Lenalidomide and bortezomib are considered therapeutic breakthroughs in myeloma, which generally carries a poor prognosis.

With myelodysplastic syndromes, the best results of lenalidomide were obtained in patients with deletion 5q (List et al 2005).

It was approved by the FDA on December 27, 2005 for patients with low or intermediate-1 risk MDS with 5q- with or without additional cytogenetic abnormalities. On June 29, 2006, Revlimid (lenalidomide) received FDA clearance for use in combination with dexamethasone in patients with multiple myeloma who have received at least one prior therapy.

Mechanism of action

The exact mechanism by which Lenalidomide acts as an immunomodulatory agent is unknown. However, recent evidence suggests that it enhances ligand-dependent expansion of a subset of T cell, the Natural killer T cell, that responds to lipid antigens and is thought to be involved in immune tolerance, tumor immunosurveilance, modulation of autoimmunity, and protection from infection.

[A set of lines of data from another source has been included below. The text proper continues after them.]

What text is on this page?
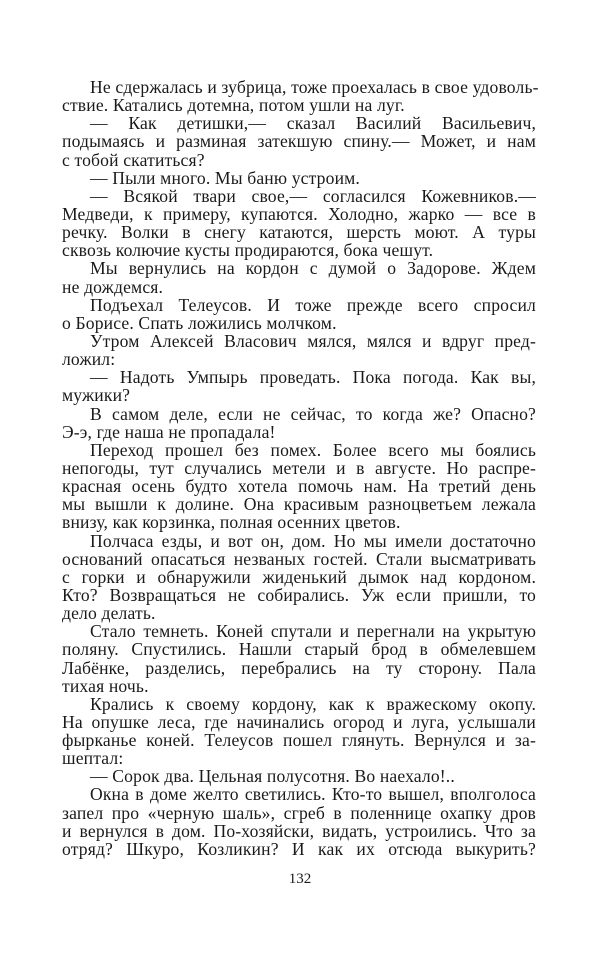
Не сдержалась и зубрица, тоже проехалась в свое удоволь-
ствие. Катались дотемна, потом ушли на луг.
— Как детишки,— сказал Василий Васильевич,
подымаясь и разминая затекшую спину.— Может, и нам
с тобой скатиться?
— Пыли много. Мы баню устроим.
— Всякой твари свое,— согласился Кожевников.—
Медведи, к примеру, купаются. Холодно, жарко — все в
речку. Волки в снегу катаются, шерсть моют. А туры
сквозь колючие кусты продираются, бока чешут.
Мы вернулись на кордон с думой о Задорове. Ждем
не дождемся.
Подъехал Телеусов. И тоже прежде всего спросил
о Борисе. Спать ложились молчком.
Утром Алексей Власович мялся, мялся и вдруг пред-
ложил:
— Надоть Умпырь проведать. Пока погода. Как вы,
мужики?
В самом деле, если не сейчас, то когда же? Опасно?
Э-э, где наша не пропадала!
Переход прошел без помех. Более всего мы боялись
непогоды, тут случались метели и в августе. Но распре-
красная осень будто хотела помочь нам. На третий день
мы вышли к долине. Она красивым разноцветьем лежала
внизу, как корзинка, полная осенних цветов.
Полчаса езды, и вот он, дом. Но мы имели достаточно
оснований опасаться незваных гостей. Стали высматривать
с горки и обнаружили жиденький дымок над кордоном.
Кто? Возвращаться не собирались. Уж если пришли, то
дело делать.
Стало темнеть. Коней спутали и перегнали на укрытую
поляну. Спустились. Нашли старый брод в обмелевшем
Лабёнке, разделись, перебрались на ту сторону. Пала
тихая ночь.
Крались к своему кордону, как к вражескому окопу.
На опушке леса, где начинались огород и луга, услышали
фырканье коней. Телеусов пошел глянуть. Вернулся и за-
шептал:
— Сорок два. Цельная полусотня. Во наехало!..
Окна в доме желто светились. Кто-то вышел, вполголоса
запел про «черную шаль», сгреб в поленнице охапку дров
и вернулся в дом. По-хозяйски, видать, устроились. Что за
отряд? Шкуро, Козликин? И как их отсюда выкурить?
132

It is currently being tested in at least one study for treating some types of amyloidosis.

Risks

Lenalidomide is related to Thalidomide, and considered to be teratogenic. It has the pregnancy category X and cannot be prescribed for women who are pregnant or who might be conceiving. For this reason, the drug is only available through a restricted distribution system called RevAssistSM.

Other potential side effects are thrombosis, pulmonary embolus, and hepatotoxicity, as well as bone marrow toxicity resulting in neutropenia and thrombocytopenia.

References

• List A, Kurtin S, Roe DJ, Buresh A, Mahadevan D, Fuchs D, Rimsza L, Heaton R, Knight R, Zeldis JB. Efficacy of lenalidomide in myelodysplastic syndromes. N Engl J Med 2005;352:549-57. PMID 15703420.
• Chang DH, Liu N, Klimek V, Hassoun H, Mazumder A, Numer SD, Jagannath S, Dhodapkar MV. Enhancement of ligand dependent activation of human natural killer T cells by lenalidomide: therapeutic implications. Blood 2006;epub ahead of print. PMID 16569772.
• Anderson KC. Lenalidomide and thalidomide: mechanisms of action--similarities and differences. Semin Hematol 2005;42(4 Suppl 4):S3-8. PMID 16344099.